A fortnight later, when the PIC formally announced its opposition, chief executive Elias Masilela responded: “I may, without a doubt, say that the whispers are not true. Our position on this stock is corrected in our public statement.”

Indeed, the public statement is an indictment of Avusa. Although the large Avusa shareholding of the Mvela associated with Sexwale has significantly reduced, “perceived collaboration” between Mvela-related parties (including private-equity group Blackstar) renders them the controlling shareholders. “This business underperformed with Mvelaphanda being one of the significant shareholders, and therefore their continued influence via this controlling block is of concern to the PIC,” it says.

Isn’t this a good reason for the PIC, like the other institutional investors, to use the opportunity for exit?

Avusa’s average operating margin for the last three years was 6,5% and declining, adds the PIC: “With the new debt on (from the proposed private-equity deal), the operating margins will have to be north of 7%...for a business that is still in the doldrums.”

Isn’t that another good reason to get the hell out?

Finally, the PIC condemns Avusa for having no strategy of investment into Africa.
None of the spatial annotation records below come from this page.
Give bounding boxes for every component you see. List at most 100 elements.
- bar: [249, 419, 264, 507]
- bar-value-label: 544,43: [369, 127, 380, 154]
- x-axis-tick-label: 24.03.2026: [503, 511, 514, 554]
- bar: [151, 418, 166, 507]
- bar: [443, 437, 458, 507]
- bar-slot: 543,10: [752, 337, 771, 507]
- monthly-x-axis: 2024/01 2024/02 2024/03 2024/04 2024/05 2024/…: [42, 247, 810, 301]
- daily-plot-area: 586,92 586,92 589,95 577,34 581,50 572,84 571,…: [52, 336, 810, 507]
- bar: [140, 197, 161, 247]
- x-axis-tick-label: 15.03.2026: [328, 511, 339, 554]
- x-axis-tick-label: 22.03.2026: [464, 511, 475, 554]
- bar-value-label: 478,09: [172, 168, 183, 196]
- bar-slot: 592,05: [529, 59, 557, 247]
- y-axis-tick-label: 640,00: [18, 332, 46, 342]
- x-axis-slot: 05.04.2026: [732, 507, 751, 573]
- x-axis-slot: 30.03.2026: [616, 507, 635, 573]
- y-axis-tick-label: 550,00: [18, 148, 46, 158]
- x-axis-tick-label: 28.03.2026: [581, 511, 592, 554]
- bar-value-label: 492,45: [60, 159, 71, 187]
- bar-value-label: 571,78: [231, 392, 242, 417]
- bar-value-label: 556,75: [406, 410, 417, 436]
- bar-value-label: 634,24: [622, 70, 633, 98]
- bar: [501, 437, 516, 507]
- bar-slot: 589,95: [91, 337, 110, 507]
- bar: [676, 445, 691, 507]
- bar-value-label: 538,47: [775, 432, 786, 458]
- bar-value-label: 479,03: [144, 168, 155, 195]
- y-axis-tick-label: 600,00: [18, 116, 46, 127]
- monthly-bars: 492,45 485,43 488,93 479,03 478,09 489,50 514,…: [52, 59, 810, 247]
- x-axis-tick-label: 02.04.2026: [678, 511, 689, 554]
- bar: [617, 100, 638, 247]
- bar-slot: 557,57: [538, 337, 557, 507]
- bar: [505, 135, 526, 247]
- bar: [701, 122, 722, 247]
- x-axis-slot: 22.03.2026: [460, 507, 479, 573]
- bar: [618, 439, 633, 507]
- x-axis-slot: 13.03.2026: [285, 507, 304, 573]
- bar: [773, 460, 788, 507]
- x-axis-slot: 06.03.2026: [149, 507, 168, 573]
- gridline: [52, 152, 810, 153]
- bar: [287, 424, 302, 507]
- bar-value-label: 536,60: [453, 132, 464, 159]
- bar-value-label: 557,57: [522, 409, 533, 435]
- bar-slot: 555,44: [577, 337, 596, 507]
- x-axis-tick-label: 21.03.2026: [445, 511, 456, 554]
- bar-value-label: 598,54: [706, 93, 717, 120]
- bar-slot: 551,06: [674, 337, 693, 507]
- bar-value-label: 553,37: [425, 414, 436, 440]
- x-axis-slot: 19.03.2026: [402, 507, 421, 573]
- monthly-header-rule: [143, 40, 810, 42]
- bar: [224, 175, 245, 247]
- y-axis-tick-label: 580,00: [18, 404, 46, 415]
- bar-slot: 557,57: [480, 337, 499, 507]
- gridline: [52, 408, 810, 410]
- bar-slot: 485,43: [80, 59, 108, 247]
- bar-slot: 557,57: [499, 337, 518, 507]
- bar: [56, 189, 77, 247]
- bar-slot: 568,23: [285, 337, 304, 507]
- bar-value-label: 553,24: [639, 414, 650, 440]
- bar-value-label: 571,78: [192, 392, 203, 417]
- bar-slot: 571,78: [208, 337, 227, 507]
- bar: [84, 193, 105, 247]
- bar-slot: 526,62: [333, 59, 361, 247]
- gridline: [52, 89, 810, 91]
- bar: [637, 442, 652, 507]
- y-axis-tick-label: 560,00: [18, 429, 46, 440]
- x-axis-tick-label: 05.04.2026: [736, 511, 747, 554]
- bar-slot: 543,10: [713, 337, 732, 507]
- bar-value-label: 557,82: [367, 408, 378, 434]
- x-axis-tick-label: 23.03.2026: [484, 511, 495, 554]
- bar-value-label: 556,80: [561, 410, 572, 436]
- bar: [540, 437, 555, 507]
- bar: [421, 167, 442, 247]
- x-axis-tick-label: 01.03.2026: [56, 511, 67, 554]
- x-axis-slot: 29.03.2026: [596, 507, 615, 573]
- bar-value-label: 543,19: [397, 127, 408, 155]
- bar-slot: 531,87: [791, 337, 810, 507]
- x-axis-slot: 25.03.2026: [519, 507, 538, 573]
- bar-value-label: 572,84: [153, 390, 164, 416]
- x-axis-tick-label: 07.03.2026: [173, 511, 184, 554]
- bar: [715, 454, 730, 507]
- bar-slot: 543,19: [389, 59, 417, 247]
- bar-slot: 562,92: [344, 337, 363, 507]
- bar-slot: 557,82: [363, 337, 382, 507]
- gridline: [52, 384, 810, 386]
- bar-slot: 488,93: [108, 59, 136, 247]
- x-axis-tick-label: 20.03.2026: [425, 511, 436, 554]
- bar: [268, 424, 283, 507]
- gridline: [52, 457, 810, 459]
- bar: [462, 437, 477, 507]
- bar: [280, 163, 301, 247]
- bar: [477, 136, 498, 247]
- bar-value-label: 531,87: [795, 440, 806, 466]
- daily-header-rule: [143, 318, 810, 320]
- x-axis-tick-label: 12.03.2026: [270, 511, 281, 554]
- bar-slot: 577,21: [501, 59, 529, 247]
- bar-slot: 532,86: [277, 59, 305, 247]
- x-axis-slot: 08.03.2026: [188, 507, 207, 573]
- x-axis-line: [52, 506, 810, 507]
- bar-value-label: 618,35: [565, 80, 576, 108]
Yet it was hardly vociferous when Avusa over lost over R80 in less than two years from attempts to establish operations in Nigeria and Kenya.

Where does active share-ownership stop and micro-management start? And what does the PIC stance say about private equity which, for the sort of the risk/reward potential identified in an Avusa-type situation (TT June-Aug ’12), is now allowed by the revised Regulation 28 a higher allocation in the portfolios of pension funds?

The PIC is not a law unto itself. It operates under mandate from the Government Employees Pension Fund. In turn, the GEPF has a board of trustees (half representing government as the employer, the other half representing fund members) who have a fiduciary duty to the fund alone. The PIC can vote only in terms of its mandate, not in accordance with a discreet phone call from any other Pretoria office.

So forget whether there was such a call. Much more instructive, for an evaluation of public versus private equity arguments that pension funds might increasingly face, is the Avusa case study. At this early stage of the new Reg 28, the PIC has fortuitously focused the mind.